I was inspired to make this post by listening to a CD (hyperion) by Paul O'Dette and The Parley of Instruments.

hyperion CDA66160.

More specifically, my inspiration was the Concerto in D, RV93 'for soprano lute, two violins, viola, bass, organ'.

Even _more_ specifically, I was taken by the Largo movement. In it the soprano lute (which sounds a lot like a mandolin) plays a beautiful melody in single, spaced notes above the accompaniment of the other instruments. That accompaniment seems simple on the ear at first, but then the weave of harmony among the instruments sort of rises in the brain. Because the lute is playing spaced notes, the harmony is clearly audible once recognized.

There is not anything even close to being a loser among the works on this CD. I recommend it enthusiastically.

The CD is listed at amazon.com. Search under music for o dette vivaldi.
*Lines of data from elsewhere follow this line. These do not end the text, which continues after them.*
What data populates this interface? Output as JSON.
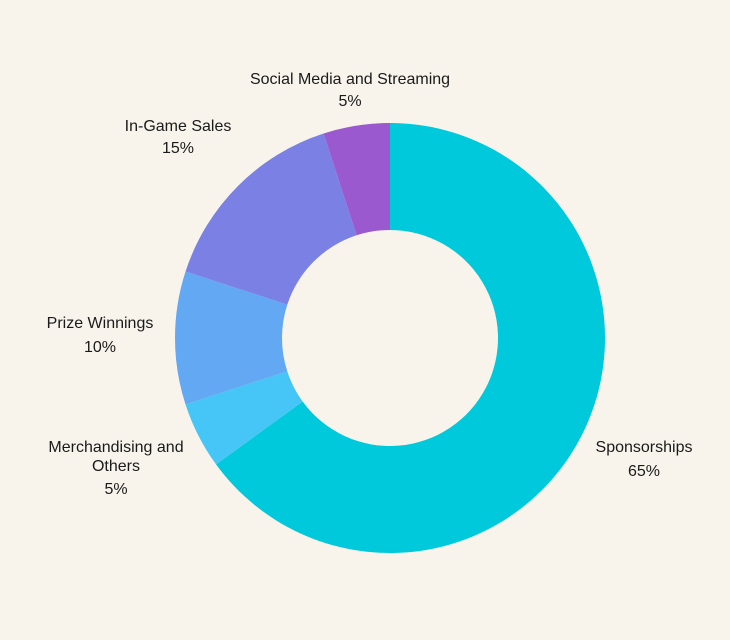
{
  "background": "#f8f4ec",
  "chart_data": {
    "type": "pie",
    "variant": "donut",
    "title": "",
    "slices": [
      {
        "label": "Sponsorships",
        "value": 65,
        "value_label": "65%",
        "color": "#00c9dc"
      },
      {
        "label": "Merchandising and Others",
        "value": 5,
        "value_label": "5%",
        "color": "#45c6f6"
      },
      {
        "label": "Prize Winnings",
        "value": 10,
        "value_label": "10%",
        "color": "#62a8f3"
      },
      {
        "label": "In-Game Sales",
        "value": 15,
        "value_label": "15%",
        "color": "#7a80e4"
      },
      {
        "label": "Social Media and Streaming",
        "value": 5,
        "value_label": "5%",
        "color": "#9b59d0"
      }
    ],
    "start_angle": "top",
    "direction": "clockwise",
    "legend": "none"
  }
}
Googling the work at YouTube gets lots of hits, but I didn't see this recording. I did find another recording, employing different instruments - including an archlute - which sounds wonderful, and much different.


----------



## kv466 (May 18, 2011)

Sounds great! The recording I have is with a guitar transcription  although it is very good.


----------



## Llyranor (Dec 20, 2010)

I've been listening to the Il Giardino Armonico boxset recently, and am completely enamored by their Vivaldi recordings.

I really love their performance of this particular piece. So exciting!


----------



## mjqjazzbar (Jan 28, 2013)

Thanks for the recommendation. The lute is a lovely instrument. :tiphat:


----------